David Caldwell and Rachel Caldwell were commissioned by the Rev. James Walker, a direct descendent, under the direction of Greensboro Beautiful, Inc. for permanent placement at David Caldwell Historic Park in Greensboro, NC.

David Caldwell (1725–1824) was a Presbyterian minister, a self-trained physician, and an early educator in colonial North Carolina. Caldwell was ordained a Presbyterian minister in 1765 and in 1766, David Caldwell was called to serve as a minister to two Presbyterian churches, Alamance and Buffalo, in what was to become Guilford County. One year later, he opened his academy (“Log College”), an advanced classical school for young men, near Buffalo Church. It was recognized as one of the most outstanding schools in the South.

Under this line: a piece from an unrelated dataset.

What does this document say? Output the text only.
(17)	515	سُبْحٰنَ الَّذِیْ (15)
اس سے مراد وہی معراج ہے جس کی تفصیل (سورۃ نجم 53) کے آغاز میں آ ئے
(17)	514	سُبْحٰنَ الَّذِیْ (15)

David Caldwell's influence in North Carolina's development was profound. He attempted to negotiate a peace between the rebellious backcountry farmers and the Colonial Government during the War of the Regulation in 1771. Caldwell also served as one of five Guilford County delegates in the fifth Provincial Congress of 1776. The five delegates were all members of Buffalo Church. North Carolina's first constitution was adopted at that Provincial Congress of 1776. Caldwell successfully organized the adoption of a very restrictive religious test for holding elective offices in North Carolina.

Throughout the American Revolution, Caldwell was a vocal supporter of the patriot cause. As a result, he was hunted by British troops during the 1781 campaign in North Carolina that culminated in the Battle of Guilford Courthouse. Following the Battle of Guilford Courthouse, the Caldwells worked tirelessly treating the wounded soldiers of General Nathanael Greene's army. Caldwell retired from Buffalo and Alamance Churches in 1820 and continued to educate students until his death in 1824.

The sculpture, which was unveiled during the opening of the Caldwell Park Interpretive Center in 2007, was created with only one picture available, but key information was made available from the research of Gary Brown, and clothing and hair information by Susan Webster of the Greensboro Historical Museum.